An IRT excursion transaction then allows users to record excursion severity, maximum temperature deviation, and duration. The IRT system will then automatically adjudicate IP usability based on excursion details and parameters previously entered into the system. Decisions can be rendered immediately on IP usability, saving time and avoiding unnecessary additional shipments due to temperature excursion.  Reports provide additional visibility into individual and cumulative excursion details. Additionally, the IRT can be programed to account for cumulative excursions against specific IP units. Excursion reasons and frequency of excursions (by location) can also be reported and tracked for enhanced visibility and metrics.

IRT provides flexible options for the sponsor to manage IP temperature excursions effectively and efficiently. These options include management of shipment and IP unit status, integration with distribution management systems, and inclusion of advanced functionality to automatically adjudicate IP usability. Success factors include careful system design (including impact assessment to other systems/processes), implementation, and adequate reporting of excursion data that includes frequency and distribution.
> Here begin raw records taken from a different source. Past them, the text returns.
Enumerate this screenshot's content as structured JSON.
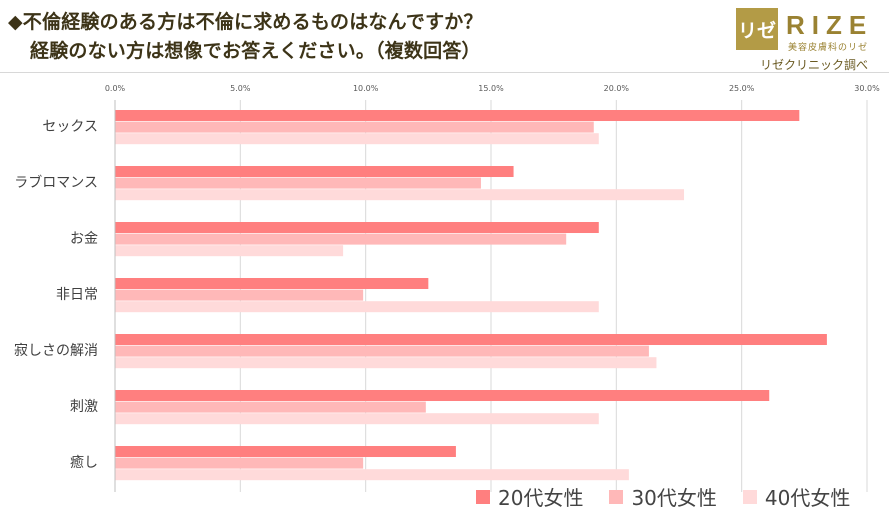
{
  "header": {
    "title_line1": "◆不倫経験のある方は不倫に求めるものはなんですか？",
    "title_line2": "経験のない方は想像でお答えください。（複数回答）"
  },
  "logo": {
    "mark": "リゼ",
    "word": "RIZE",
    "sub": "美容皮膚科のリゼ",
    "credit": "リゼクリニック調べ"
  },
  "colors": {
    "s20": "#ff7f7f",
    "s30": "#ffb8b8",
    "s40": "#ffdada",
    "title": "#3d3418",
    "gold": "#b39b46"
  },
  "chart_data": {
    "type": "bar",
    "orientation": "horizontal",
    "categories": [
      "セックス",
      "ラブロマンス",
      "お金",
      "非日常",
      "寂しさの解消",
      "刺激",
      "癒し"
    ],
    "series": [
      {
        "name": "20代女性",
        "values": [
          27.3,
          15.9,
          19.3,
          12.5,
          28.4,
          26.1,
          13.6
        ]
      },
      {
        "name": "30代女性",
        "values": [
          19.1,
          14.6,
          18.0,
          9.9,
          21.3,
          12.4,
          9.9
        ]
      },
      {
        "name": "40代女性",
        "values": [
          19.3,
          22.7,
          9.1,
          19.3,
          21.6,
          19.3,
          20.5
        ]
      }
    ],
    "xlim": [
      0,
      30
    ],
    "xticks": [
      "0.0%",
      "5.0%",
      "10.0%",
      "15.0%",
      "20.0%",
      "25.0%",
      "30.0%"
    ],
    "grid": true,
    "legend_position": "bottom-right"
  }
}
Training delivery, reporting, and compliance monitoring are also important key success factors.

References
1. IMARC, Global Healthcare Cold Chain Logistics Market Report & Forecast: 2012-2017 (November 2012), www.imarcgroup.com/healthcare-cold-chain-logistics-market.
2. FDA, Guidance for Industry E6 Good Clinical Practice: Consolidated Guidance, Section 5.13.2 (Rockville, Md, April 1996), www.fda.gov/downloads/Drugs/GuidanceComplianceRegulatoryInformation/Guidances/UCM073122.pdf.
3. C. Milligan, E. Sadler-Williams, and K. Gram, Pharmaceutical Engineering Vol. 3, No 4 (July 2013).